Question
****I already have the answers to the first part of this question, but do not know how to find 3, the time needed. Please answer this question for points. Thank you.
Consider the mixing process shown in the figure. A mixing chamber initially contains 2 liters of a clear liquid. Clear liquid flows into the chamber at a rate of 10 liters per minute. A dye solution having a concentration of 0.25 kilograms per liter is injected into the mixing chamber at a constant rate of r liters per minute. When the mixing process is started, the well-stirred mixture is pumped from the chamber at a rate of 10 + r liters per minute. Develop a mathematical model for the mixing process. Let Q represent the amount of dye in kilograms in the mixture. The objective is to obtain a dye concentration in the outflow mixture of 0.2 kilograms per liter. What injection rate r is required to achieve this equilibrium solution?
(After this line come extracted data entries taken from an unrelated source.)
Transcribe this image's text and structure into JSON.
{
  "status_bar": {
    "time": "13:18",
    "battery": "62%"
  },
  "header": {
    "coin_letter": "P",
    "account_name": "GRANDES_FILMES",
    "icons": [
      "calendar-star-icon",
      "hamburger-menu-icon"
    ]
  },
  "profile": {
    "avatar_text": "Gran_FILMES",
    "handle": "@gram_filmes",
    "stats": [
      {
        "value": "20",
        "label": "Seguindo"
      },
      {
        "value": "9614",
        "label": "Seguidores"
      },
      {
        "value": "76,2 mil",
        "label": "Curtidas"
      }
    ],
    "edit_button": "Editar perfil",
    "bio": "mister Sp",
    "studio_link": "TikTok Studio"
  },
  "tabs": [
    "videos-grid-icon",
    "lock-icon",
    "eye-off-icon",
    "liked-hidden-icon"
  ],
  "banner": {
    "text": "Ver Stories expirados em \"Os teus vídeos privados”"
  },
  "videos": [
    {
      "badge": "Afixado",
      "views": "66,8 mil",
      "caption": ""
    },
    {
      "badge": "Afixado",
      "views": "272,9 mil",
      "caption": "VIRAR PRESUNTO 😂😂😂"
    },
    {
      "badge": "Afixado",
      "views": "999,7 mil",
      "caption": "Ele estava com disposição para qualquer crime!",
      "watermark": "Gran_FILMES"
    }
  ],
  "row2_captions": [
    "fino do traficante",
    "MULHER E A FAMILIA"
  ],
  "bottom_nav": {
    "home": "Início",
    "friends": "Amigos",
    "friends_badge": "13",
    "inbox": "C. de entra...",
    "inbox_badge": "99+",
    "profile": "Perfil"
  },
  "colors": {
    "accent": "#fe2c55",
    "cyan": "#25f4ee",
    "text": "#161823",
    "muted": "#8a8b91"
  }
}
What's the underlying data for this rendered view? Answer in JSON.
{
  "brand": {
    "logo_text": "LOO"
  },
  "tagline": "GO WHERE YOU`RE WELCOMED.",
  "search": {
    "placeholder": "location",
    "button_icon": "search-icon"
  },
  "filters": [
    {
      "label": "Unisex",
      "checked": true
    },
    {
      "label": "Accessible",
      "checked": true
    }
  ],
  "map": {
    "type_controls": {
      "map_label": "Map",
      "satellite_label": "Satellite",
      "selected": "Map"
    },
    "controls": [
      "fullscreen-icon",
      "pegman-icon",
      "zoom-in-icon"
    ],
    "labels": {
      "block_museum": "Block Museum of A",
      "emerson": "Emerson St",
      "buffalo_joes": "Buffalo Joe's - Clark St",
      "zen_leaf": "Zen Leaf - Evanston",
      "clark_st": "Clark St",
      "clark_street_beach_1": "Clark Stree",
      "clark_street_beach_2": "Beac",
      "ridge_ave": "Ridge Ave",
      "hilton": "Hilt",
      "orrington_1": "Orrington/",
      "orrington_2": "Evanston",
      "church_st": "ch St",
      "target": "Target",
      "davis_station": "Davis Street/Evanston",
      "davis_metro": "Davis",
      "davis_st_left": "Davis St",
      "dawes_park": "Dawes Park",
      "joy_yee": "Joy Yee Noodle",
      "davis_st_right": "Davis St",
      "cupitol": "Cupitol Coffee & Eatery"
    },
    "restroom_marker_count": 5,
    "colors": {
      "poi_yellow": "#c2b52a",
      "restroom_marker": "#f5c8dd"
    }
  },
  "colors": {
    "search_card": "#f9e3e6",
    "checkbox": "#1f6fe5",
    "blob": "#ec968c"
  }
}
Would this equilibrium value of r be different if the fluid in the chamber at time t = 0 contained some dye? no Assume the mixing chamber contains 2 liters of clear liquid at time t = 0. How many minutes will it take for the outflow concentration to rise to within 3% of the desired concentration of 0.2 kilograms per liter? t = min
Explanation / Answer
dQ/dt=0.25r-(5+0.5r)Q
Put r= 40
dQ/dt= 10-(5+20)Q
= 10-25Q
Integrate both sides
-25 t= ln(10-25Q) +constant
Since at t=0, Q=0
so constant = -2.302
-25 t= ln(10-25Q)- 2.302
rise in concentration= 3% of 0.2 Kg/L= 0.006
Total Q= Initial Q + Rise(3%)
= 0.2+0.006
=0.206
Solving for t :
-25 t = ln(10-25*0.206) - 2.302
25t =0.72302
t= 0.0289 minutes